What’s Not to Love About the State of Music Industry?

The music industry is changing faster than ever before, and some people see that as a

bad thing while others say it’s about time.

Streaming has wrecked the traditional distribution channels such as physical recordings

and terrestrial radio. Live performances came to a screeching halt when governments

locked down the world for two years, forcing people to get their fix of live music in their

homes, often alone or with a handful of friends, on screens.

Some people bemoan all of that and other factors that are transforming the music

industry. I, however, am one of those who say, “It is about time.” In fact, I believe we may be living in another Golden Era of Music. Let me tick off a few reasons why I think the business is thriving.

More people have more access to music than ever before. Basically,

anywhere that is connected to the worldwide web is connected to a wider variety

than ever before. More fans mean more demand means more revenue for artists,

producers, studios, and distributors.

The number of distribution channels is exploding. There was a time fans

could experience music only by going to performances, listening to recordings,

and on AM and FM radio. Today, people can hear music through Internet radio,

streaming TV, satellite radio, instant downloads, artist websites, social media,

video sharing, iPods, iPads, iPhones, ringtones, video games. And on. And on.

 Exposure to various genres increases the number of cross-over fans.

Twenty years ago, fans identified with one style of music. “I love country.” “Hip

hop’s my bag.” “Consider me an opera fanatic.” “I’m a jazz man.” Now people are

taking advantage of all the ways they can experience music, they are breaking

down the silos of their tastes in music. It’s not unusual to find personal playlists

that include such diverse tracks as The Clash, L'amour est un oiseau rebelle, the

Grateful Dead, Ray Wylie Hubbard, and Charlie Parker. The hippest folks

are cultural omnivores.

Stardom is being redefined. There may never again be mega-talent like

Michael Jackson, but the path to fame is wide and getting wider. A big factor in

Michael-level stardom was the limited number of channels of musical access,

which meant frequent-play was controlled by public taste. Forget that. The new

paradigm leaves much more room for mid-level artists—of all genres—to

cultivate their fan base.

Fans are now music-business insiders. Many audiences are no longer

satisfied with a passive role when it comes to music. They demand interactive

concerts. They’re excited to post comments or photos on their favorite group’s

blog. They want to vote for the next members of the YouTube Symphony

Orchestra. They love to remash tracks from interesting groups.

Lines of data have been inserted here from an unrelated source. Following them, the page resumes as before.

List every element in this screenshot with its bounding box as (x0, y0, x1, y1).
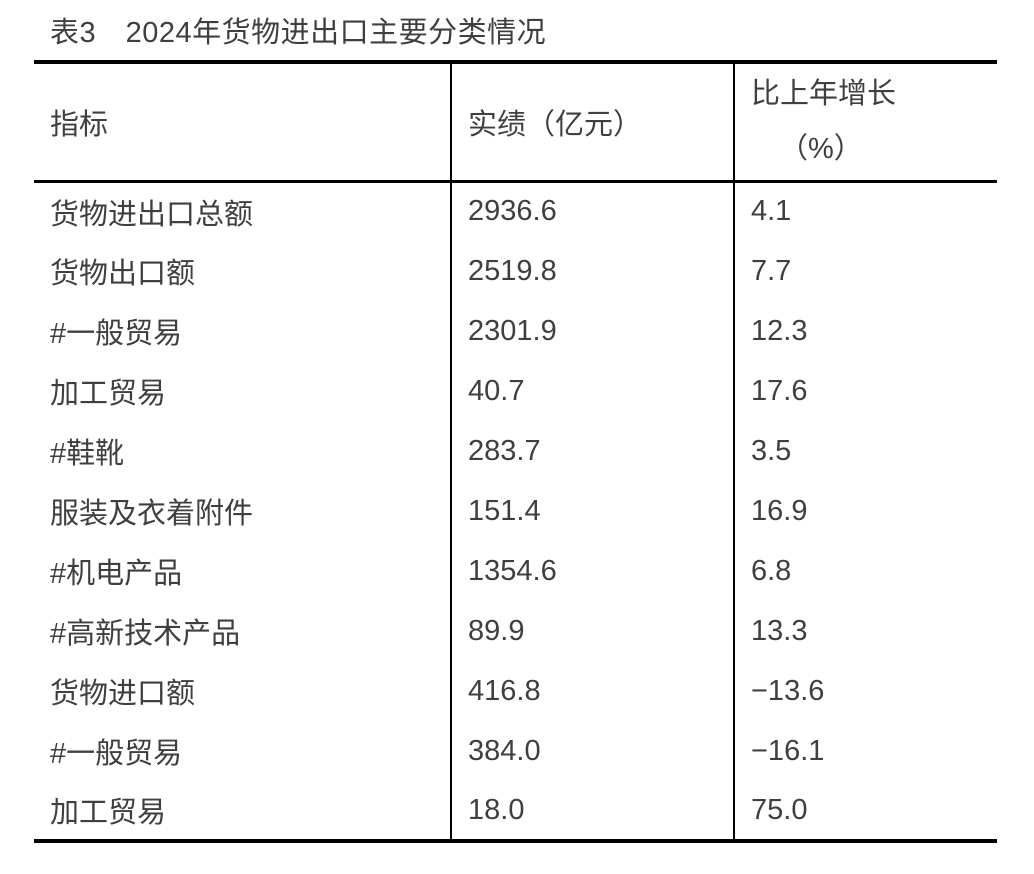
header-growth-line2: （%） (779, 133, 863, 166)
indicator-cell: #一般贸易 (34, 721, 452, 781)
value-cell: 1354.6 (451, 541, 735, 601)
header-row: 指标 实绩（亿元） 比上年增长 （%） (34, 62, 997, 181)
value-cell: 18.0 (451, 781, 735, 841)
value-cell: 2936.6 (451, 181, 735, 241)
table-row: #一般贸易 2301.9 12.3 (34, 301, 997, 361)
growth-cell: 4.1 (751, 195, 792, 228)
header-growth: 比上年增长 （%） (734, 62, 997, 181)
table-row: 加工贸易 40.7 17.6 (34, 361, 997, 421)
indicator-cell: 货物进口额 (34, 661, 452, 721)
table-row: #机电产品 1354.6 6.8 (34, 541, 997, 601)
growth-cell: −13.6 (751, 674, 825, 707)
value-cell: 2301.9 (451, 301, 735, 361)
table-row: #一般贸易 384.0 −16.1 (34, 721, 997, 781)
table-row: 货物进出口总额 2936.6 4.1 (34, 181, 997, 241)
indicator-cell: #鞋靴 (34, 421, 452, 481)
growth-cell: 12.3 (751, 314, 808, 347)
indicator-cell: 货物出口额 (34, 241, 452, 301)
growth-cell: 13.3 (751, 614, 808, 647)
value-cell: 416.8 (451, 661, 735, 721)
value-cell: 384.0 (451, 721, 735, 781)
indicator-cell: #机电产品 (34, 541, 452, 601)
value-cell: 151.4 (451, 481, 735, 541)
table-row: 服装及衣着附件 151.4 16.9 (34, 481, 997, 541)
table-row: 货物出口额 2519.8 7.7 (34, 241, 997, 301)
growth-cell: 16.9 (751, 494, 808, 527)
table-row: 货物进口额 416.8 −13.6 (34, 661, 997, 721)
header-value: 实绩（亿元） (451, 62, 735, 181)
indicator-cell: #高新技术产品 (34, 601, 452, 661)
table-title: 表3 2024年货物进出口主要分类情况 (50, 17, 547, 49)
indicator-cell: #一般贸易 (34, 301, 452, 361)
value-cell: 283.7 (451, 421, 735, 481)
growth-cell: 7.7 (751, 254, 792, 287)
table-row: 加工贸易 18.0 75.0 (34, 781, 997, 841)
table-row: #高新技术产品 89.9 13.3 (34, 601, 997, 661)
table-header: 指标 实绩（亿元） 比上年增长 （%） (34, 62, 997, 181)
growth-cell: 3.5 (751, 434, 792, 467)
growth-cell: 6.8 (751, 554, 792, 587)
growth-cell: 17.6 (751, 374, 808, 407)
import-export-table: 指标 实绩（亿元） 比上年增长 （%） 货物进出口总额 2936.6 4.1 货… (34, 60, 997, 843)
indicator-cell: 服装及衣着附件 (34, 481, 452, 541)
table-body: 货物进出口总额 2936.6 4.1 货物出口额 2519.8 7.7 #一般贸… (34, 181, 997, 841)
indicator-cell: 加工贸易 (34, 361, 452, 421)
value-cell: 89.9 (451, 601, 735, 661)
indicator-cell: 货物进出口总额 (34, 181, 452, 241)
growth-cell: −16.1 (751, 734, 825, 767)
growth-cell: 75.0 (751, 793, 808, 826)
indicator-cell: 加工贸易 (34, 781, 452, 841)
header-growth-line1: 比上年增长 (751, 78, 897, 111)
table-row: #鞋靴 283.7 3.5 (34, 421, 997, 481)
header-indicator: 指标 (34, 62, 452, 181)
value-cell: 2519.8 (451, 241, 735, 301)
value-cell: 40.7 (451, 361, 735, 421)
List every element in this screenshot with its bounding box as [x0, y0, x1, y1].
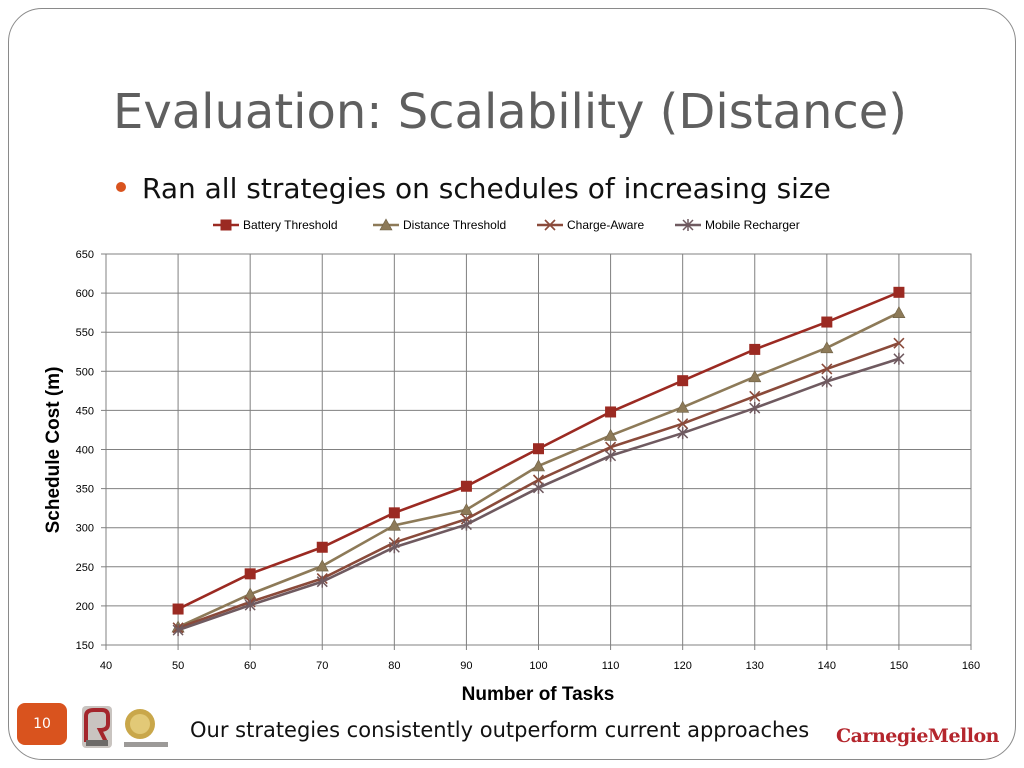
- page-number-badge: 10: [17, 703, 67, 745]
- series-battery-threshold: [172, 286, 905, 615]
- data-point: [244, 599, 256, 612]
- bullet-dot-icon: [116, 182, 126, 192]
- x-tick-label: 110: [602, 660, 620, 672]
- bullet-item: Ran all strategies on schedules of incre…: [116, 172, 831, 205]
- data-point: [676, 400, 690, 413]
- data-point: [387, 518, 401, 531]
- legend-item: Mobile Recharger: [675, 218, 800, 232]
- data-point: [532, 481, 545, 494]
- institute-logos: [82, 706, 168, 748]
- data-point: [388, 507, 400, 519]
- y-tick-label: 250: [76, 562, 94, 574]
- y-tick-label: 150: [76, 640, 94, 652]
- legend-marker: [220, 219, 232, 231]
- schedule-cost-chart: Battery Threshold Distance Threshold Charg…: [43, 218, 980, 705]
- series-mobile-recharger: [172, 352, 905, 637]
- x-axis-ticks: 40 50 60 70 80 90 100 110 120 130 140 150 160: [100, 660, 980, 672]
- y-tick-label: 300: [76, 523, 94, 535]
- carnegie-mellon-logo: CarnegieMellon: [836, 725, 999, 747]
- y-tick-label: 200: [76, 601, 94, 613]
- data-point: [605, 449, 617, 462]
- legend-label: Distance Threshold: [403, 218, 506, 232]
- x-tick-label: 160: [962, 660, 980, 672]
- robotics-institute-logo-icon: [82, 706, 112, 748]
- data-point: [820, 341, 834, 354]
- data-point: [893, 286, 905, 298]
- data-point: [821, 363, 833, 375]
- legend-marker: [544, 219, 556, 231]
- bullet-text: Ran all strategies on schedules of incre…: [142, 172, 831, 205]
- chart-legend: Battery Threshold Distance Threshold Charg…: [213, 218, 800, 232]
- x-axis-label: Number of Tasks: [462, 684, 615, 705]
- legend-label: Battery Threshold: [243, 218, 338, 232]
- data-point: [532, 474, 545, 486]
- data-point: [821, 316, 833, 328]
- x-tick-label: 150: [890, 660, 908, 672]
- data-point: [172, 624, 184, 637]
- y-tick-label: 500: [76, 366, 94, 378]
- rcommerce-laboratory-logo-icon: [124, 709, 168, 747]
- data-point: [316, 541, 328, 553]
- y-tick-label: 600: [76, 288, 94, 300]
- slide-title: Evaluation: Scalability (Distance): [113, 84, 908, 140]
- legend-marker: [682, 219, 694, 231]
- series-distance-threshold: [171, 306, 906, 633]
- data-point: [604, 428, 618, 441]
- chart-container: Battery Threshold Distance Threshold Charg…: [0, 208, 1024, 712]
- x-tick-label: 50: [172, 660, 184, 672]
- data-point: [531, 459, 546, 472]
- legend-marker: [379, 218, 393, 231]
- x-tick-label: 70: [316, 660, 328, 672]
- data-point: [316, 575, 328, 588]
- data-point: [459, 503, 473, 516]
- data-point: [460, 518, 472, 531]
- x-tick-label: 60: [244, 660, 256, 672]
- data-point: [749, 343, 761, 355]
- y-axis-label: Schedule Cost (m): [43, 367, 64, 534]
- data-point: [821, 375, 833, 388]
- data-point: [605, 441, 617, 453]
- x-tick-label: 90: [460, 660, 472, 672]
- data-point: [748, 370, 762, 383]
- data-point: [892, 306, 906, 318]
- x-tick-label: 100: [529, 660, 547, 672]
- legend-item: Distance Threshold: [373, 218, 506, 232]
- data-point: [605, 406, 617, 418]
- y-tick-label: 400: [76, 445, 94, 457]
- data-point: [893, 352, 905, 365]
- x-tick-label: 140: [818, 660, 836, 672]
- x-tick-label: 80: [388, 660, 400, 672]
- chart-series: [171, 286, 906, 637]
- x-tick-label: 120: [673, 660, 691, 672]
- data-point: [749, 402, 761, 415]
- data-point: [677, 418, 689, 430]
- data-point: [677, 427, 689, 440]
- y-axis-ticks: 150 200 250 300 350 400 450 500 550 600 650: [76, 249, 94, 652]
- data-point: [460, 480, 472, 492]
- y-tick-label: 350: [76, 484, 94, 496]
- data-point: [388, 541, 400, 554]
- x-tick-label: 40: [100, 660, 112, 672]
- data-point: [315, 559, 329, 572]
- y-tick-label: 550: [76, 327, 94, 339]
- legend-item: Charge-Aware: [537, 218, 644, 232]
- legend-item: Battery Threshold: [213, 218, 338, 232]
- data-point: [244, 568, 256, 580]
- footer-text: Our strategies consistently outperform c…: [190, 718, 810, 742]
- data-point: [749, 390, 761, 402]
- data-point: [893, 337, 905, 349]
- x-tick-label: 130: [746, 660, 764, 672]
- legend-label: Mobile Recharger: [705, 218, 800, 232]
- legend-label: Charge-Aware: [567, 218, 644, 232]
- data-point: [172, 603, 184, 615]
- y-tick-label: 650: [76, 249, 94, 261]
- y-tick-label: 450: [76, 405, 94, 417]
- data-point: [533, 443, 544, 455]
- data-point: [677, 375, 689, 387]
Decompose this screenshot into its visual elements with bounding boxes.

Artists are in the creative and business driver seats. It is now easier and less

expensive to record music, disseminate music, and market music than ever

before. It is no longer necessary to have the backing of a major record label or

management to create an international reputation. Savvy musicians can do this

largely from their own home.

Music is everywhere. Music is healthy. Music is thriving. Music is celebrating. 

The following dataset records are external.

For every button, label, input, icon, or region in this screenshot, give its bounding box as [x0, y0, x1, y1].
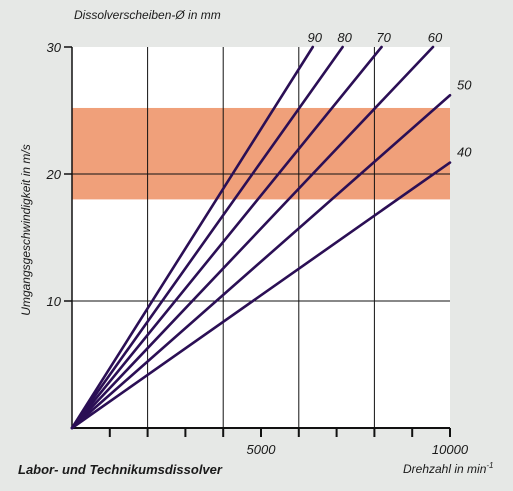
series-label-70: 70 — [376, 30, 391, 45]
plot-area — [72, 47, 450, 428]
series-label-80: 80 — [337, 30, 352, 45]
y-tick-label: 30 — [47, 40, 62, 55]
x-axis-label-text: Drehzahl in min — [403, 462, 487, 476]
x-axis-label: Drehzahl in min-1 — [403, 461, 494, 476]
chart-title: Labor- und Technikumsdissolver — [18, 462, 223, 477]
highlight-band-layer — [72, 47, 450, 428]
tick-layer — [64, 46, 451, 437]
series-label-50: 50 — [457, 77, 472, 92]
x-tick-label: 10000 — [432, 442, 469, 457]
series-layer — [70, 45, 452, 430]
series-label-60: 60 — [428, 30, 443, 45]
series-line-60 — [70, 45, 435, 430]
legend-title: Dissolverscheiben-Ø in mm — [74, 8, 221, 22]
highlight-band — [72, 107, 450, 200]
series-line-70 — [70, 45, 383, 430]
x-axis-label-superscript: -1 — [486, 461, 493, 470]
series-line-40 — [70, 161, 452, 430]
series-line-50 — [70, 93, 452, 430]
label-layer: 5000 10000 10 20 30 90 80 70 60 50 40 — [46, 30, 473, 457]
y-axis-label: Umgangsgeschwindigkeit in m/s — [19, 144, 33, 315]
x-tick-label: 5000 — [247, 442, 277, 457]
series-line-90 — [70, 45, 315, 430]
series-label-40: 40 — [457, 145, 472, 160]
y-tick-label: 10 — [47, 294, 62, 309]
series-line-80 — [70, 45, 344, 430]
y-tick-label: 20 — [46, 167, 62, 182]
series-label-90: 90 — [308, 30, 323, 45]
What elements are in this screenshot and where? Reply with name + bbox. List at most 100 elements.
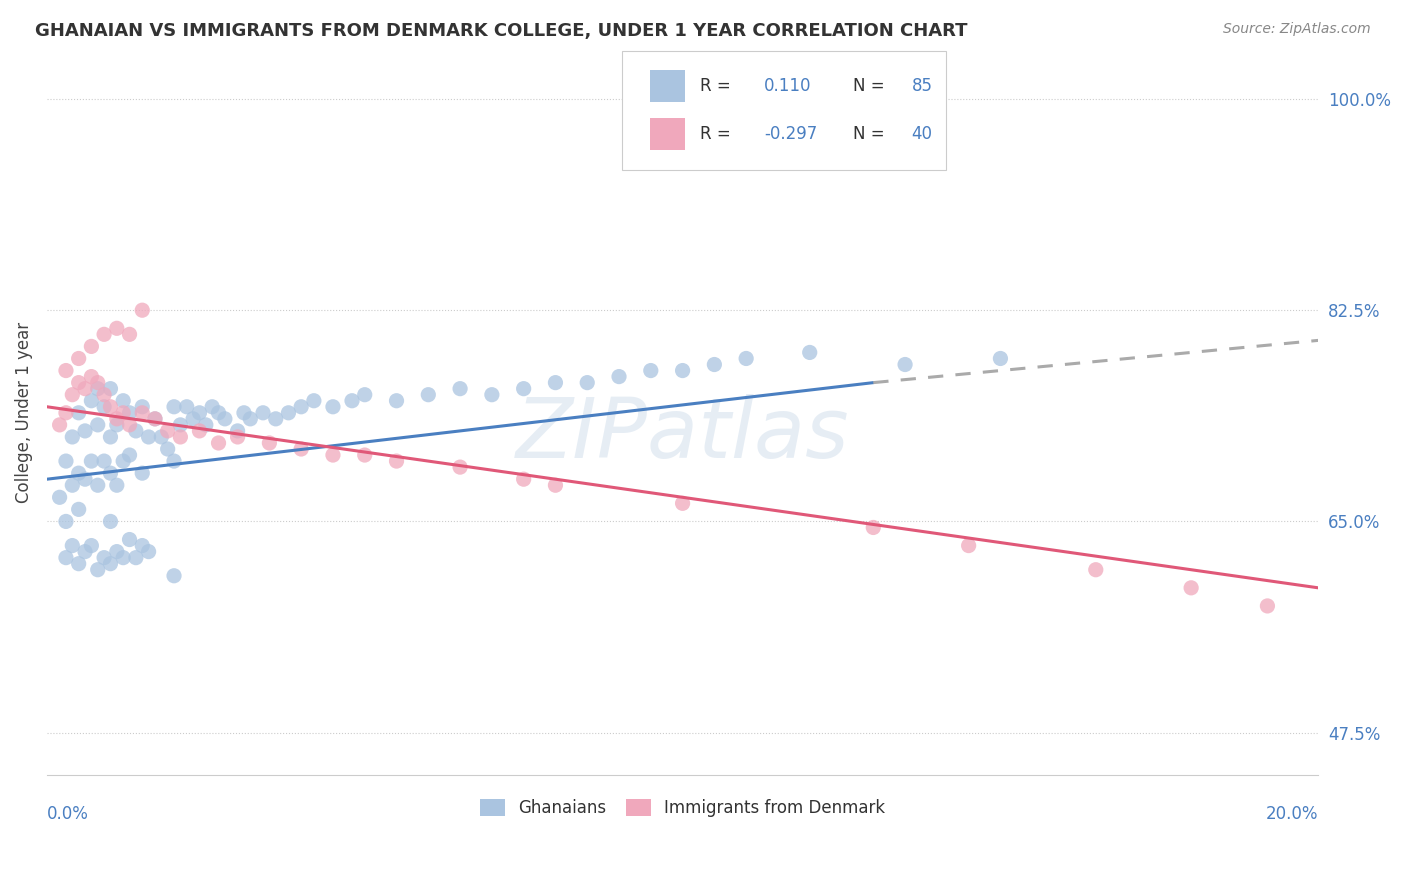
- Point: [512, 472, 534, 486]
- Point: [87, 478, 110, 492]
- Point: [957, 539, 980, 553]
- Point: [277, 406, 299, 420]
- Point: [67, 406, 90, 420]
- Point: [60, 539, 83, 553]
- Point: [188, 406, 211, 420]
- Point: [118, 417, 141, 432]
- Point: [131, 303, 153, 318]
- Point: [449, 460, 471, 475]
- FancyBboxPatch shape: [621, 51, 946, 170]
- Point: [156, 442, 179, 456]
- Point: [100, 430, 122, 444]
- Text: GHANAIAN VS IMMIGRANTS FROM DENMARK COLLEGE, UNDER 1 YEAR CORRELATION CHART: GHANAIAN VS IMMIGRANTS FROM DENMARK COLL…: [35, 22, 967, 40]
- Point: [544, 478, 567, 492]
- Point: [703, 358, 725, 372]
- Text: N =: N =: [853, 77, 884, 95]
- Point: [671, 496, 693, 510]
- Point: [67, 502, 90, 516]
- Point: [163, 400, 186, 414]
- Y-axis label: College, Under 1 year: College, Under 1 year: [15, 322, 32, 503]
- Point: [80, 369, 103, 384]
- Point: [93, 327, 115, 342]
- Point: [105, 412, 128, 426]
- Point: [87, 376, 110, 390]
- Point: [118, 533, 141, 547]
- Point: [233, 406, 256, 420]
- Point: [322, 400, 344, 414]
- Point: [87, 417, 110, 432]
- Point: [100, 557, 122, 571]
- Point: [100, 466, 122, 480]
- Point: [671, 363, 693, 377]
- Point: [131, 539, 153, 553]
- Point: [1256, 599, 1278, 613]
- Legend: Ghanaians, Immigrants from Denmark: Ghanaians, Immigrants from Denmark: [479, 799, 886, 817]
- Point: [544, 376, 567, 390]
- Point: [176, 400, 198, 414]
- Point: [60, 387, 83, 401]
- Point: [48, 417, 70, 432]
- Point: [259, 436, 281, 450]
- Point: [87, 382, 110, 396]
- Point: [290, 400, 312, 414]
- Point: [194, 417, 217, 432]
- Point: [105, 478, 128, 492]
- Point: [105, 321, 128, 335]
- Point: [93, 400, 115, 414]
- Point: [481, 387, 503, 401]
- Text: Source: ZipAtlas.com: Source: ZipAtlas.com: [1223, 22, 1371, 37]
- FancyBboxPatch shape: [650, 70, 685, 102]
- Point: [112, 550, 135, 565]
- Point: [100, 382, 122, 396]
- Point: [67, 466, 90, 480]
- Point: [862, 520, 884, 534]
- Point: [322, 448, 344, 462]
- Point: [188, 424, 211, 438]
- Point: [67, 351, 90, 366]
- Point: [48, 491, 70, 505]
- Point: [353, 448, 375, 462]
- Point: [894, 358, 917, 372]
- Point: [418, 387, 440, 401]
- Point: [181, 412, 204, 426]
- FancyBboxPatch shape: [650, 118, 685, 151]
- Point: [340, 393, 363, 408]
- Point: [163, 454, 186, 468]
- Point: [105, 544, 128, 558]
- Point: [143, 412, 166, 426]
- Point: [302, 393, 325, 408]
- Point: [640, 363, 662, 377]
- Point: [118, 327, 141, 342]
- Text: 0.110: 0.110: [763, 77, 811, 95]
- Point: [138, 544, 160, 558]
- Point: [118, 448, 141, 462]
- Point: [607, 369, 630, 384]
- Point: [60, 430, 83, 444]
- Point: [100, 515, 122, 529]
- Point: [73, 472, 96, 486]
- Point: [80, 393, 103, 408]
- Text: R =: R =: [700, 125, 731, 143]
- Point: [138, 430, 160, 444]
- Point: [353, 387, 375, 401]
- Point: [67, 557, 90, 571]
- Point: [201, 400, 224, 414]
- Text: -0.297: -0.297: [763, 125, 817, 143]
- Point: [60, 478, 83, 492]
- Text: 40: 40: [911, 125, 932, 143]
- Point: [169, 430, 191, 444]
- Text: N =: N =: [853, 125, 884, 143]
- Point: [131, 406, 153, 420]
- Point: [93, 387, 115, 401]
- Point: [252, 406, 274, 420]
- Point: [143, 412, 166, 426]
- Point: [512, 382, 534, 396]
- Point: [93, 550, 115, 565]
- Point: [118, 406, 141, 420]
- Point: [125, 424, 148, 438]
- Point: [156, 424, 179, 438]
- Point: [1180, 581, 1202, 595]
- Point: [207, 436, 229, 450]
- Point: [385, 454, 408, 468]
- Point: [226, 424, 249, 438]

But what does all this mean for musicians?

Change happens. Artists who change with it will win; those who are stuck in the good

old days likely will not find the coming days as good. Those who come out on top will be

those with the entrepreneurial foresight to spot and act upon new opportunities. Finding

them may not always be easy and requires imagination. But surely, in this Golden Era

of Music, they do exist. 

So, the next time you feel depressed about all the gloom and doom, take that energy

and focus it on finding positive solutions. Look for the bright spots.